Es existiert neben dem Teich in ca. 1m Höhe ein Podest, auf dem früher die Filteranlage stand und von wo aus ein Bachlauf zurück in den Teich gespeist wurde.

Der Tipp des Vorbesitzers war nur: "Hol dir was von Oase, die sind gut."

Bedenkt man das vorhandene Wasservolumen so landet man danach ja beim OASE Teichfilter Biotec Screenmatic Set 40000?

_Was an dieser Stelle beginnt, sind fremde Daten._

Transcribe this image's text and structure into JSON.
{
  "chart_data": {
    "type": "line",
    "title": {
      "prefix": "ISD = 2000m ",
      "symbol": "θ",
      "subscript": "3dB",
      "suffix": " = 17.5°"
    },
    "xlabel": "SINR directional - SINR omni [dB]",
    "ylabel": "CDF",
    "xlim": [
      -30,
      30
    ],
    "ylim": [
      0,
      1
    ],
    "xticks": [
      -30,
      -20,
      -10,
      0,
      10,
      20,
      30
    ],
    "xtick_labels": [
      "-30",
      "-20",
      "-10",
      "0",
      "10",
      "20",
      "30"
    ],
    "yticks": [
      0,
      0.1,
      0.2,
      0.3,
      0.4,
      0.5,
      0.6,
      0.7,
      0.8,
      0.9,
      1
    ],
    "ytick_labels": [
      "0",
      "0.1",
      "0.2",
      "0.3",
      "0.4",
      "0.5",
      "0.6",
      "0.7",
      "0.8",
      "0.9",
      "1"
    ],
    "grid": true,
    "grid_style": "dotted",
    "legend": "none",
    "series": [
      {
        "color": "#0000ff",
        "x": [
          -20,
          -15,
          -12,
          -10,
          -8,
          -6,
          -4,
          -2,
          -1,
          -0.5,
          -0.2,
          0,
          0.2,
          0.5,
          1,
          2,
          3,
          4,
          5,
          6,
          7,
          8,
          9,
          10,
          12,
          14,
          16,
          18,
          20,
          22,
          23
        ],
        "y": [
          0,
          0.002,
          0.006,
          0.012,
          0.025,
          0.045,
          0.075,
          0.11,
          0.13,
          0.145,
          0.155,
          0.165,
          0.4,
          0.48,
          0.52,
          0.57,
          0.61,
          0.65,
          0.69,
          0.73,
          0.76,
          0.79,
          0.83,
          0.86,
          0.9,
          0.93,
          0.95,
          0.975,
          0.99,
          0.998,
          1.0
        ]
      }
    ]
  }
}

Nun habe ich mich dazu einige Zeit jetzt im Forum belesen und finde die Variante, selbst einen Filter zu bauen auch sehr interessant, jedoch fehlt mir dazu schlichtweg die Zeit (am Haus muss auch noch etwas gemacht werden).
Und da der Teich ja bereits vorhanden ist und auch mit dem so langsam einsetzenden Frühling schneller Handlungsbedarf besteht ist die Frage, ist oben genanntes Set eine vernünftige Sofortlösung, oder gibt es eventuell kostengünstigere Alternativen (da wir Kinder haben, haben wir uns erstmal um einen vernünftigen Teichzaun gekümmert).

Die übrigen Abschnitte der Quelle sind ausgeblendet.